Pituitary neuroendocrine tumor: evaluation with super resolution deep learning reconstruction : Research.
Authors
Affiliations (3)
Affiliations (3)
- The University of Tokyo, Tokyo, Japan. [email protected].
- The University of Tokyo, Tokyo, Japan.
- International University of Health and Welfare, Ōtawara, Japan.
Abstract
To evaluate the impact of super-resolution deep learning reconstruction (SR-DLR) algorithm on the evaluations of pituitary neuroendocrine tumor (PitNET) and on the image quality of pituitary MRI compared to conventional images with zero-filling interpolation (ZIP) technique. This retrospective study included 29 patients with PitNET who underwent pituitary MRI imaging. T2-weighted coronal images were reconstructed with SR-DLR and ZIP. Three readers assessed the images in terms of pituitary stalk deviation, noise, sharpness, depiction of PitNET, and diagnostic acceptability. A radiologist placed circular or ovoid regions of interest (ROIs) on the lateral ventricle and the tumor, and signal-to-noise ratio (SNR) and contrast-to-noise ratio were calculated. The radiologist also placed a linear ROI crossing the septum pellucidum perpendicularly.
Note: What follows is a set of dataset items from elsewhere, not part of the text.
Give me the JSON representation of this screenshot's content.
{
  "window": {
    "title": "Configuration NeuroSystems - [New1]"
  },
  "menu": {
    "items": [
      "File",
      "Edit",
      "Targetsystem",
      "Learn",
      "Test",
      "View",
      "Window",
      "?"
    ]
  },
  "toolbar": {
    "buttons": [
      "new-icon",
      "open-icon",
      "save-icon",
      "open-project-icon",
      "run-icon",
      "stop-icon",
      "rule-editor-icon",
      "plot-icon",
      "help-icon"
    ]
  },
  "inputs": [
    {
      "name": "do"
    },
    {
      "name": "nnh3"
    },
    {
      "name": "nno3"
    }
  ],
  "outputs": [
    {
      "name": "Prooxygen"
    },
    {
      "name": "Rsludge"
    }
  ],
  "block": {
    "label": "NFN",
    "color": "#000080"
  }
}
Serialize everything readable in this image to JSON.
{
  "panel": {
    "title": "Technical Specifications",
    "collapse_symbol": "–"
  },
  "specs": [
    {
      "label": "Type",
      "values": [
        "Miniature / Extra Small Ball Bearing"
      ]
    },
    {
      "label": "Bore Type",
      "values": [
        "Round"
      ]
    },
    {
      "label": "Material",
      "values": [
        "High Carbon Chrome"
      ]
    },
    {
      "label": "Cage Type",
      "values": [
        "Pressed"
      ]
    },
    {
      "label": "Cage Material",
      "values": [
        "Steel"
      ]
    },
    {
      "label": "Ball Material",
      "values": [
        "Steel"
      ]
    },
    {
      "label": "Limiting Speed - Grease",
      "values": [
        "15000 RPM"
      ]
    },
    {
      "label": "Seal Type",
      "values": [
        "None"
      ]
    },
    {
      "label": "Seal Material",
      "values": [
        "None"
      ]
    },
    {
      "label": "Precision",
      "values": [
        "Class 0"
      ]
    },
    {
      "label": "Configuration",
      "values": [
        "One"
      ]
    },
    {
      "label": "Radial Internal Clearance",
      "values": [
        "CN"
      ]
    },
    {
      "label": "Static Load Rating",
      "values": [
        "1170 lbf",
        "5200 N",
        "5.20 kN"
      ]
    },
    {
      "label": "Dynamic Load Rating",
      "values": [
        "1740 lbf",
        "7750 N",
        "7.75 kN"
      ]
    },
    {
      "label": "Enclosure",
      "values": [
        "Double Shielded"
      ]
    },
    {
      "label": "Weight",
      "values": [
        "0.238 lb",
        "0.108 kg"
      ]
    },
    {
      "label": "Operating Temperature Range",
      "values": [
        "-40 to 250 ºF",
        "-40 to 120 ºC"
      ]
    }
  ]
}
From the signal intensity profile along this ROI, edge rise slope (ERS) and full width at half maximum (FWHM) were calculated. Inter-reader agreement in the evaluations of pituitary stalk deviation in SR-DLR (0.518) tended to be superior to that in ZIP (0.405). Scores in the qualitative image analyses in SR-DLR were significantly better than those in ZIP for all evaluation items (p < 0.001). SNR and CNR in SR-DLR were significantly higher compared to ZIP (p < 0.001). Results of ERS (5433/2177 in SR-DLR/ZIP) and FWHM (0.67/1.27 mm in SR-DLR/ZIP) indicated significantly enhanced spatial resolution in SR-DLR compared to ZIP. SR-DLR tended to enhance inter-reader agreement in the evaluations of pituitary stalk deviation and significantly improved quality of pituitary MRI images compared to conventional ZIP images.